Algorithmic Machine Learning Trader

Scope and Purpose

Our project is to build an algorithmic machine learning trading bot. The goal of this project is to build a predictive model into an algorithmic strategy utilizing technical indicators as well as hyperparameter tuning.

Data Source

Yahoo Finance

Libraries

This project requires the pandas, numpy, hvplot, matplotlib, sklearn, finta, yfinance libraries.

Contributors

Tyeson Demets (tyedem), Trevor Yeomans (Yu9Psx2), Claudia Martinez (brilliantlyc), Khalid Romain (krom17), Atousa Mirzaei-Rezaei (atoosa-m)

Final Model - Support Vector Machines vs. DMAC Strategy vs. Actual Returns

Summary Report

For this project, we decided to select some of Canada's best performing stocks in the Toronto Stock Exchange (TSX), as per Morning Star Direct . The chosen stocks include Loblaws (L.TO), Bank of Montreal (BMO.TO), Thomson Reuters Corp. (TRI.TO) and CI Financial (CIX.TO). We pulled the data from yfinance for the period between January 1st, 2019 to March 3rd, 2022. No major data cleaning was necessary as the data collected was in good shape. We assigned each stock's closing prices to a separate dataframe and then exported the dataframes to four CSV files. Our backtesting process includes designing a dual moving average crossover strategy (DMAC) to compare the performance with the actual market returns and the machine learning (ML) algorithmic (Algo) strategy returns. Overall performance is captured in the plots above.

Our DMAC strategy was designed with a short simple moving average (SMA) window of 50 days and a long window of 100 days. These values were selected due to their common use amongst traders.

Since generating trade signals is a classification problem, we needed to implement supervised learning to our Algo ML strategy. The features utilized for our models include the finta library to efficiently calculate a number of indicators and include them into our portfolio DataFrame with open, high, low, close values obtained from Yahoo Finance. A few sklearn ML models were explored including the Random Forest Classifier, the Voting Classifer and the Support Vector Machine Classifier.

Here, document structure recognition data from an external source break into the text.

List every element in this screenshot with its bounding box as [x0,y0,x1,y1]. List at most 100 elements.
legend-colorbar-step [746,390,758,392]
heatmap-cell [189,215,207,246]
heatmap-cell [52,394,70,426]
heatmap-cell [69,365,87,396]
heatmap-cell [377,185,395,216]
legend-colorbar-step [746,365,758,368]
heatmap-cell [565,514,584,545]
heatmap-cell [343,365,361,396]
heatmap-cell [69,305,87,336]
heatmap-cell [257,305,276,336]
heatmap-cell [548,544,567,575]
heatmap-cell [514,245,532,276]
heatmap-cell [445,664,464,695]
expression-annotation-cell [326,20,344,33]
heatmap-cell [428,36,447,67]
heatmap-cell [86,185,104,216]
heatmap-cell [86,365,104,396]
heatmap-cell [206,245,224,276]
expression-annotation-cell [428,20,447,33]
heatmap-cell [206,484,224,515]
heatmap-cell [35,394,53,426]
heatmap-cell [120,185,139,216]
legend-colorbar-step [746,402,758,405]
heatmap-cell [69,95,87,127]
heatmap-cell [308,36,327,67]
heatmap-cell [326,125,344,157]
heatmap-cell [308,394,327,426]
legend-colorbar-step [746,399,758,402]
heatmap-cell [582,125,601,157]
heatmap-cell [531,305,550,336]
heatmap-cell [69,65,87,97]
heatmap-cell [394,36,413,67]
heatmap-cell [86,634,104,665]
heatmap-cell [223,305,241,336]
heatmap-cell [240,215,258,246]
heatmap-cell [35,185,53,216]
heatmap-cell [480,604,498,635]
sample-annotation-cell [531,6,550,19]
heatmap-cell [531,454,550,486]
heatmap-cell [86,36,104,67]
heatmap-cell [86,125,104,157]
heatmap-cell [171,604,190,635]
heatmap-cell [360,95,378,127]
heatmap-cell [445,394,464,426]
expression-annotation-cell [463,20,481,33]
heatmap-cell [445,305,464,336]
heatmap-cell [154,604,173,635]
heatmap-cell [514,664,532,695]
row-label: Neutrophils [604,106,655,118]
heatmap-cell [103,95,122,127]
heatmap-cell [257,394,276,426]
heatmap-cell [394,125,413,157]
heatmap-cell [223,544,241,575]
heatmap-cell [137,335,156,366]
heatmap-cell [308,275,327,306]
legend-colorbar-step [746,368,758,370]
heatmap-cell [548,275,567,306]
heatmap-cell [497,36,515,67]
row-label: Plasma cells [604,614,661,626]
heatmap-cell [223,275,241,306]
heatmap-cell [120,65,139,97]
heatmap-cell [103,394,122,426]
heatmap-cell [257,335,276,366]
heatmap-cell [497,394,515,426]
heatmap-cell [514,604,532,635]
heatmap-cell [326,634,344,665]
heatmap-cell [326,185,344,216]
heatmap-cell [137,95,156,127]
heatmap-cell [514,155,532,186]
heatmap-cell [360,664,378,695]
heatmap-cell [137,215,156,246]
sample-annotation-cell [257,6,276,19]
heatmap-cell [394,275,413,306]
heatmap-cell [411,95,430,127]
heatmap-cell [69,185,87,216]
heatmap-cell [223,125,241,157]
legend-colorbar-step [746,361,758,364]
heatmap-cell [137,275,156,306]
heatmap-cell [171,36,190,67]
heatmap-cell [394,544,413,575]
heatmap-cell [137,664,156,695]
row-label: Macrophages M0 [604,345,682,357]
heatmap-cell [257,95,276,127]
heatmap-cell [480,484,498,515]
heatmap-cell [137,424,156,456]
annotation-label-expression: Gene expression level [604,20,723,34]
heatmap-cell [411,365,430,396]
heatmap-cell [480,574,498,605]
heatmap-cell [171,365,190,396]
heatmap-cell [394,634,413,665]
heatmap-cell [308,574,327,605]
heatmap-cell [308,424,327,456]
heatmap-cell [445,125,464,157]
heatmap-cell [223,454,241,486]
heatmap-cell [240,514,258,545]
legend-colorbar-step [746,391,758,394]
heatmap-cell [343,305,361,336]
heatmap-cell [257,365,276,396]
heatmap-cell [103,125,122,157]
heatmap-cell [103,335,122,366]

Overall, the DMAC strategy outperforms both the actual portfolio returns and the algorithmic strategy returns when comparing total percent returns for the ML models prediction period of March 2021 - March 2022. Performance differences are captured below.

Total % Returns - March 2021 - March 2022

Model Training Process

Feature Engineering with finta library

The finta library was an easy way to add additional features in the form of mathematically calculated technical indicators. Taking as an argument a pandas dataframe with open, high, low, close data, finta returns a column with the results of the calculation. For many of the technical indicators, an optional integer argument can be passed in order to change the period of the calculation, e.g. 5-day moving average or 10-day moving average.

Fitting and transforming with StandardScaler()

We used StandardScaler to scale the data and then separated the data into training and test groups. We didn't use train_test_split and ran into one unintended consequence that we caught when debugging our script:

Our data is based on trading days, while our use of DateOffset was considering calendar days. We fixed this by using the month instead.

Model selection

While coding our notebook we rotated through several different models, including Random Forest Classifier, Logistic Regression, and Support Vector Classifier. Since our label was based on stock price direction, we understood that a given model might not be better than random chance at making predictions.

The support vector classifier performed the best, with accuracy scores ranging for the four stocks in the 49% to 56%, so we selected it for our algorithm.

Model Performance Evaluation

To evaluate the performance of our model we used the 4 metrics listed below.

Metrics:

Classification Report
Zero One Loss
Matthews Correlation Coefficient
ROC Curve

The Classification Report includes information on the precision, recall, f1-score, and accuracy of the model. The Zero One Loss is a measure of the % of imperfectly predicted subsets. The count of such imperfectly predicted subsets was also obtained. The Matthews Correlation Coefficient (MCC) is a coefficient of +1, 0, or -1 which is representative of a perfect prediction, an average random prediction or an inverse prediction respectively. Lastly, the ROC Curve is a measure of the model performance as the descrimination threshold varies. It is better to have a larger AUC and a steeper curve as this indicates a better model performance. A steeper curve (larger slope if straight line) essentially means that the change in true positive rate is greater than the change in false positive rate for any given threshold.

Classification Reports

Following are the classification reports for the 4 stocks analyzed in our project. The L.TO stock had the best accuracy, precision, and f1-score and the CIX.TO stock performed the worst using our model and algorithm. However, overall it is evident that the model itself did not do so well at producing good results for the 4 stocks.

Zero One Loss

Next, we consider the zero one loss for the stocks and these values reiterate the results from the classification report which show that the L.TO stock did the best while the CIX.TO stock performed the worst. A lower zero one loss value is preferred.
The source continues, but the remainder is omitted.